Project Planner

How to use Project Planner:

The Input tab is designed to for you customize your samples, settings for specific applications, and optionally change the default settings for applications.

  1. Sample Input table

    • Click the update button on the right (alternatively delete/add rows)
    • Update the sample/group name
    • Update the genome size (Gbp) & expected ploidy
    • Update the quantity of samples included in this experiment
    • Select your applications of interest
  2. Applications Settings table

    • Some applications require additional information (e.g., how many cells do you want to target for scRNA?). Only edit this table if necessary.
  3. Sequencing Depth table

    • Editing this table is optional
    • We have set default recommended values for sequencing depth or number of reads for each application and technology. For example, if you are interested in genome assembly, you will need much higher coverage with short-read technologies to achieve optimal performance compared to using high-accuracy long-read technologies. However, optionally, you can edit the Sequencing Depth table for each application and technology.
  4. Navigate to the Output tab


Sample Input


Other Application Settings

Sequencing Depth

Instruments

The Instruments tab provides a summary of current/supported technologies, sequencing instruments, and flow cells including number of cells that can be run simultaneously, run time, average data quality, read lengths, yield (Gbp), reads (millions), cost-per-flowcell, cost-per-Gbp, and instrument cost. Rows are colored by sequencing technology.

By default, we hide lower-throughput platforms for simplicity. However, you can check a box to show these platforms. Additionally, we hide several columns for simplicity; however, similarly these can be displayed using the Column visibility option. This table can also be exported as csv or pdf.

Output

The Output tab provides the results for your sample and settings Input. Navigate here after you have modified the Input tab. Specifically, three tables are provided:

  1. Total Sequencing Needs:
    • This table provides a summary of the total sequencing needs per technology including number of samples, preps per sample, yield (Gbp) number of reads (millions), number of s-reads (millions), data storage needs (GB), and data storage cost (USD).

Column details

  • Details
    • Total samples
    • Total preps (per sample): Different technologies have different capabilities.

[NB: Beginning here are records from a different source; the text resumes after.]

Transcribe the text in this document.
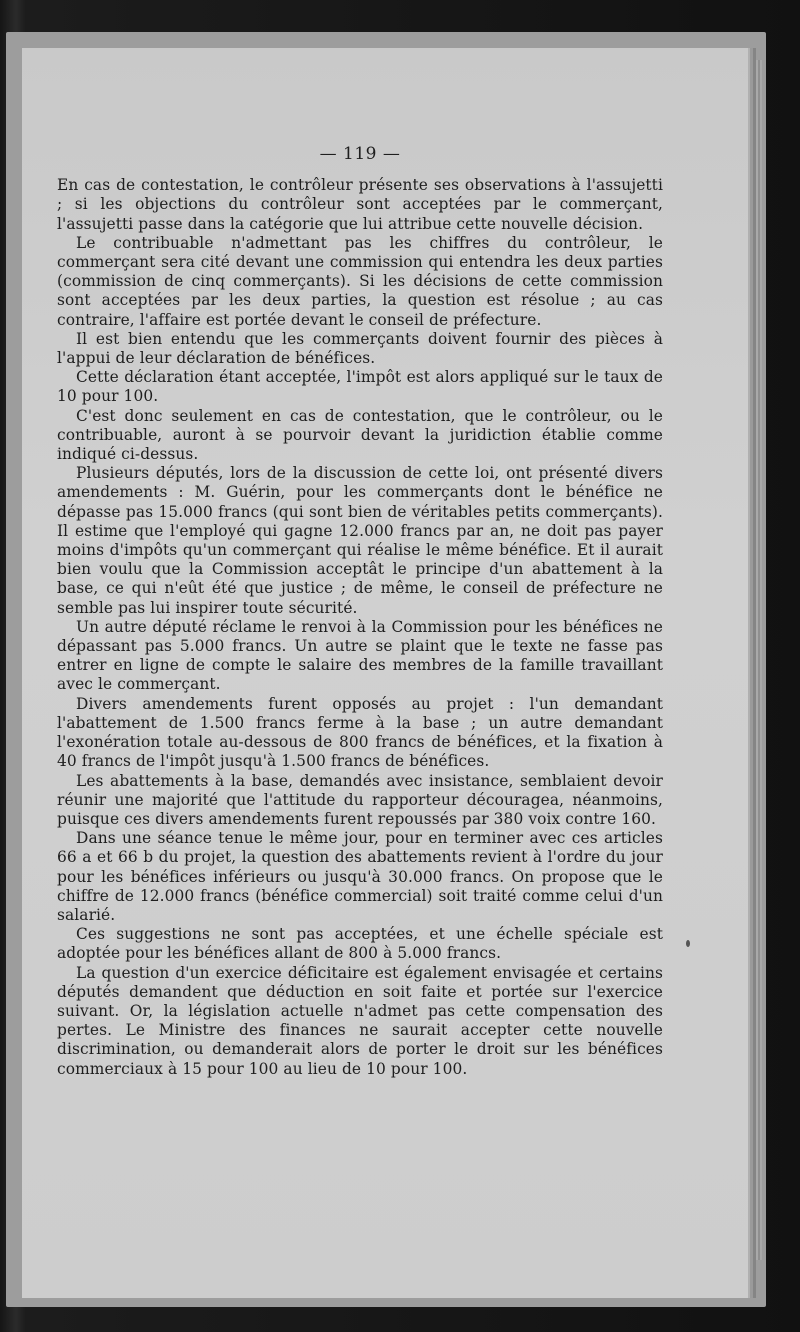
— 119 —

En cas de contestation, le contrôleur présente ses observations à l'assujetti ; si les objections du contrôleur sont acceptées par le commerçant, l'assujetti passe dans la catégorie que lui attribue cette nouvelle décision.

Le contribuable n'admettant pas les chiffres du contrôleur, le commerçant sera cité devant une commission qui entendra les deux parties (commission de cinq commerçants). Si les décisions de cette commission sont acceptées par les deux parties, la question est résolue ; au cas contraire, l'affaire est portée devant le conseil de préfecture.

Il est bien entendu que les commerçants doivent fournir des pièces à l'appui de leur déclaration de bénéfices.

Cette déclaration étant acceptée, l'impôt est alors appliqué sur le taux de 10 pour 100.

C'est donc seulement en cas de contestation, que le contrôleur, ou le contribuable, auront à se pourvoir devant la juridiction établie comme indiqué ci-dessus.

Plusieurs députés, lors de la discussion de cette loi, ont présenté divers amendements : M. Guérin, pour les commerçants dont le bénéfice ne dépasse pas 15.000 francs (qui sont bien de véritables petits commerçants). Il estime que l'employé qui gagne 12.000 francs par an, ne doit pas payer moins d'impôts qu'un commerçant qui réalise le même bénéfice. Et il aurait bien voulu que la Commission acceptât le principe d'un abattement à la base, ce qui n'eût été que justice ; de même, le conseil de préfecture ne semble pas lui inspirer toute sécurité.

Un autre député réclame le renvoi à la Commission pour les bénéfices ne dépassant pas 5.000 francs. Un autre se plaint que le texte ne fasse pas entrer en ligne de compte le salaire des membres de la famille travaillant avec le commerçant.

Divers amendements furent opposés au projet : l'un demandant l'abattement de 1.500 francs ferme à la base ; un autre demandant l'exonération totale au-dessous de 800 francs de bénéfices, et la fixation à 40 francs de l'impôt jusqu'à 1.500 francs de bénéfices.

Les abattements à la base, demandés avec insistance, semblaient devoir réunir une majorité que l'attitude du rapporteur découragea, néanmoins, puisque ces divers amendements furent repoussés par 380 voix contre 160.

Dans une séance tenue le même jour, pour en terminer avec ces articles 66 a et 66 b du projet, la question des abattements revient à l'ordre du jour pour les bénéfices inférieurs ou jusqu'à 30.000 francs. On propose que le chiffre de 12.000 francs (bénéfice commercial) soit traité comme celui d'un salarié.

Ces suggestions ne sont pas acceptées, et une échelle spéciale est adoptée pour les bénéfices allant de 800 à 5.000 francs.

La question d'un exercice déficitaire est également envisagée et certains députés demandent que déduction en soit faite et portée sur l'exercice suivant. Or, la législation actuelle n'admet pas cette compensation des pertes. Le Ministre des finances ne saurait accepter cette nouvelle discrimination, ou demanderait alors de porter le droit sur les bénéfices commerciaux à 15 pour 100 au lieu de 10 pour 100.
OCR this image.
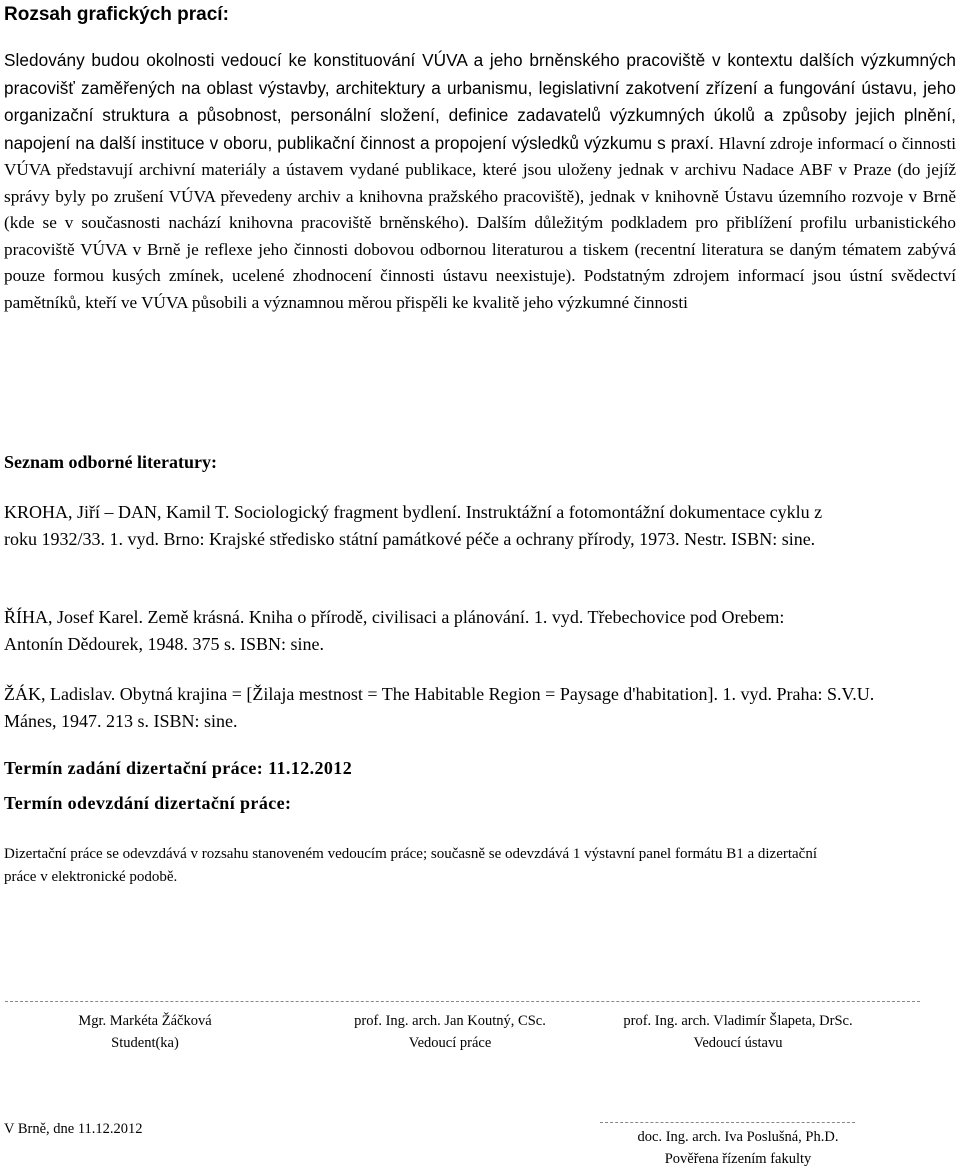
Rozsah grafických prací:

Sledovány budou okolnosti vedoucí ke konstituování VÚVA a jeho brněnského pracoviště v kontextu dalších výzkumných pracovišť zaměřených na oblast výstavby, architektury a urbanismu, legislativní zakotvení zřízení a fungování ústavu, jeho organizační struktura a působnost, personální složení, definice zadavatelů výzkumných úkolů a způsoby jejich plnění, napojení na další instituce v oboru, publikační činnost a propojení výsledků výzkumu s praxí. Hlavní zdroje informací o činnosti VÚVA představují archivní materiály a ústavem vydané publikace, které jsou uloženy jednak v archivu Nadace ABF v Praze (do jejíž správy byly po zrušení VÚVA převedeny archiv a knihovna pražského pracoviště), jednak v knihovně Ústavu územního rozvoje v Brně (kde se v současnosti nachází knihovna pracoviště brněnského). Dalším důležitým podkladem pro přiblížení profilu urbanistického pracoviště VÚVA v Brně je reflexe jeho činnosti dobovou odbornou literaturou a tiskem (recentní literatura se daným tématem zabývá pouze formou kusých zmínek, ucelené zhodnocení činnosti ústavu neexistuje). Podstatným zdrojem informací jsou ústní svědectví pamětníků, kteří ve VÚVA působili a významnou měrou přispěli ke kvalitě jeho výzkumné činnosti

Seznam odborné literatury:

KROHA, Jiří – DAN, Kamil T. Sociologický fragment bydlení. Instruktážní a fotomontážní dokumentace cyklu z roku 1932/33. 1. vyd. Brno: Krajské středisko státní památkové péče a ochrany přírody, 1973. Nestr. ISBN: sine.

ŘÍHA, Josef Karel. Země krásná. Kniha o přírodě, civilisaci a plánování. 1. vyd. Třebechovice pod Orebem: Antonín Dědourek, 1948. 375 s. ISBN: sine.

ŽÁK, Ladislav. Obytná krajina = [Žilaja mestnost = The Habitable Region = Paysage d'habitation]. 1. vyd. Praha: S.V.U. Mánes, 1947. 213 s. ISBN: sine.

Termín zadání dizertační práce: 11.12.2012
Termín odevzdání dizertační práce:

Dizertační práce se odevzdává v rozsahu stanoveném vedoucím práce; současně se odevzdává 1 výstavní panel formátu B1 a dizertační práce v elektronické podobě.

Mgr. Markéta Žáčková
Student(ka)
prof. Ing. arch. Jan Koutný, CSc.
Vedoucí práce
prof. Ing. arch. Vladimír Šlapeta, DrSc.
Vedoucí ústavu
V Brně, dne 11.12.2012	doc. Ing. arch. Iva Poslušná, Ph.D.
Pověřena řízením fakulty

For example, small variants and structural variants may require two separate library preps with short-read platforms compared to long-read platforms that can be done with one prep.
    • Yield (Gbp)
    • Number of reads (millions)
    • Number of s-reads (millions): S-reads is short for “segmented reads”. For certain applications, shorter reads can be concatenated together to increase throughput. The primary application is PacBio Kinnex for full-length RNA-Seq, scRNA, and 16S
    • File Size (GB): Different technologies store data in different ways. The way data is stored matters for planning computational infrastructure and storage costs.
      • Illumina SBS and PacBio SBB store data in fastq.gz format which averages 0.5 bytes/base. PacBio HiFi stores data in bam format which also averages 0.5 bytes/base. Oxford Nanopore stores data in fast5/pod5 format which averages 7.0 bytes/base.
    • Annual Storage Cost (USD): Storage cost given file size and AWS S3 storage cost of $0.023 per GB per month

  1. Experiment Breakdown
    • This table provides the same information as the Total Sequencing Needs table, but provides a breakdown of the data needed per sample and library prep/application.
    • This information is also provided as a plot to visualize the number of library preps needed and which data types can be run within the same library prep.
  2. Total Cost & Runtime
    • This table provides a summary per sequencing instrument of the number of runs, flowcells, lanes (if applicable), sequencing cost, and amount of time needed to complete the experiment in units of instrument runtime.
    • Rows are colored by sequencing technology and barplots are provided per column for easy comparison. Rows are sorted by sequencing cost from least to greatest. This table can also be exported as csv or pdf.